Inland Valley Daily Bulletin

FBI reports drop in hate crimes; lack of data casts doubt

- By Glenn Thrush

WASHINGTON >> The federal tally of hate crimes fell in 2021, but the statistics are deeply misleading because scores of police department­s across the country, including in New York City and most cities in California, did not submit data.

Last year, 7,262 hate crimes were reported, compared with 8,263 in 2020, the FBI reported Monday.

Yet, only about twothirds of local department­s, 11,883 of 18,812 agencies, reported hate crimes last year, down from more than 90% the year before.

Justice Department officials warned that the report did not paint a complete, or even an especially accurate, representa­tion of hate crimes across the country, which are defined as attacks prompted by a victim’s race, ethnicity, sexual orientatio­n, disability, gender or gender identifica­tion.

The reason for the apparent undercount, officials said, was a new crime-data portal, the National Incident-Based Reporting System, that many local law enforcemen­t agencies have struggled to incorporat­e into their existing networks.

Department­s that did not shift to the new system were not able to submit hate crime statistics to the FBI, according to the Justice Department.

“Several of the nation’s largest law enforcemen­t agencies, as well as some states, did not make the transition” to the system in time to meet the reporting deadline, the department said in a statement.

Groups such as the Anti-Defamation League, which monitors antisemiti­c violence and speech, have reported significan­t increases in hate crimes over the past several years.

A separate survey conducted by the Center for the Study of Hate and Extremism, a research institute based at California State University, San Bernardino, found that between 2020 and 2021, hate crimes increased 15% to 25% in 52 jurisdicti­ons that presented more comprehens­ive data. The steepest increases were in attacks against Asian Americans, said the center’s director, Brian Levin.
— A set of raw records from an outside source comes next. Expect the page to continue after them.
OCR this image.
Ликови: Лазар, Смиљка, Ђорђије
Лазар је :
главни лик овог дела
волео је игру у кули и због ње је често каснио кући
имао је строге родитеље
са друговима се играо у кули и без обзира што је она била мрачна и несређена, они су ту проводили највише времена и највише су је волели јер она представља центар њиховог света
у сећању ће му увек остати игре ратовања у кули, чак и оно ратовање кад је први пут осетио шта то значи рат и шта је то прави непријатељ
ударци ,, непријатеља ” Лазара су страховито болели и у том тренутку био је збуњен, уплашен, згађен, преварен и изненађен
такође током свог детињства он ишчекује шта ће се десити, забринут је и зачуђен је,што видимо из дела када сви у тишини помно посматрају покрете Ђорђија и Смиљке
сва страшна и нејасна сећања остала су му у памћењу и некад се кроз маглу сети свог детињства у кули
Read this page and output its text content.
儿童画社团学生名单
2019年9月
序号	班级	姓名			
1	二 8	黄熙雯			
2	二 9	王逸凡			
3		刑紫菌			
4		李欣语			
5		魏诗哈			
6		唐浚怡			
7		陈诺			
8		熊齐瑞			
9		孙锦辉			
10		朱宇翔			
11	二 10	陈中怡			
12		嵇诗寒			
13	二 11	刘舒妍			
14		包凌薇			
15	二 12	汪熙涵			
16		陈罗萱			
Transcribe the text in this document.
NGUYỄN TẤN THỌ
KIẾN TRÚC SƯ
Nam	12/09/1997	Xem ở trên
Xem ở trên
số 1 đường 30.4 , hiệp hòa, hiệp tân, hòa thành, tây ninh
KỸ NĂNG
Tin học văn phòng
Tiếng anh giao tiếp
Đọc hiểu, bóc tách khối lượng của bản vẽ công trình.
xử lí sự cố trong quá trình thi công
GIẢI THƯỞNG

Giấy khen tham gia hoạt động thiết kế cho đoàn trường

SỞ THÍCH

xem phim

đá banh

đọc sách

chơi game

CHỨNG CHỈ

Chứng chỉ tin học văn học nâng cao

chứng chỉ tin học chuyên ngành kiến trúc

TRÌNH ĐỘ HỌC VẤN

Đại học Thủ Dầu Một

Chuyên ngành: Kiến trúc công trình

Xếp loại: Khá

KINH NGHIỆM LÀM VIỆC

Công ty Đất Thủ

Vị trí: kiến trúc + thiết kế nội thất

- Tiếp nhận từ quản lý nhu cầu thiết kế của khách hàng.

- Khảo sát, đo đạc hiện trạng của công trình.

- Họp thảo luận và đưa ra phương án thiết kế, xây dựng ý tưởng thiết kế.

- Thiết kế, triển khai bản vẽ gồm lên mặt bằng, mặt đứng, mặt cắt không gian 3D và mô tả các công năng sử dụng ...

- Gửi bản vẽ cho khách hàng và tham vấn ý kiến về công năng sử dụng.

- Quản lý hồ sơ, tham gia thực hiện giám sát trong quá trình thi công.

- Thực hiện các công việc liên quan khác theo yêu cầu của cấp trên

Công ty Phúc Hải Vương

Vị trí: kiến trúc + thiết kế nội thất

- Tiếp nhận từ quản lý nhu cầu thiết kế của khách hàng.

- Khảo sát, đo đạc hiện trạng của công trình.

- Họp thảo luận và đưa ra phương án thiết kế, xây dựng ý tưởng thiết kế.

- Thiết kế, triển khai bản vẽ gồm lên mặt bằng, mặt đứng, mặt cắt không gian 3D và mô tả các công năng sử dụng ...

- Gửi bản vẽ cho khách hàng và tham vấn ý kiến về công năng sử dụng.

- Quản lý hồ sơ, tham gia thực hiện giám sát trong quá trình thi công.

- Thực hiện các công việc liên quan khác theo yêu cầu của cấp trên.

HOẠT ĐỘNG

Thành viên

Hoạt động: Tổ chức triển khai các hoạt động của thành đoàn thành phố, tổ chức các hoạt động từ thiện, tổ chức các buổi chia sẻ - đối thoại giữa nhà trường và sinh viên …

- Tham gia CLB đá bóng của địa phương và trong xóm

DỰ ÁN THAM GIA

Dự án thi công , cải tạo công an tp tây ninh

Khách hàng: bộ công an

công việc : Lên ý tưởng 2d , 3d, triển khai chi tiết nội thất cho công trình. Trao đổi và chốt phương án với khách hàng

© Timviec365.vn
Some states that filed incomplete data with the FBI had already released preliminar­y estimates that showed major increases in hate crimes. California, for example, has reported only 72 hate crimes to the federal government for 2021, even though the state’s attorney general’s office had previously logged that figure as 1,763.

“These new numbers are not only incomplete,” Levin said in an interview, “but it gives the false impression that things are getting better.”

Margaret Huang, president of the Southern Poverty Law Center, a nonpartisa­n watchdog group based in Alabama, said a lack of complete data was detrimenta­l.

“Accurate, comprehens­ive national data is integral to addressing the root causes, designing prevention strategies and providing the needed support to victims and communitie­s,” she said.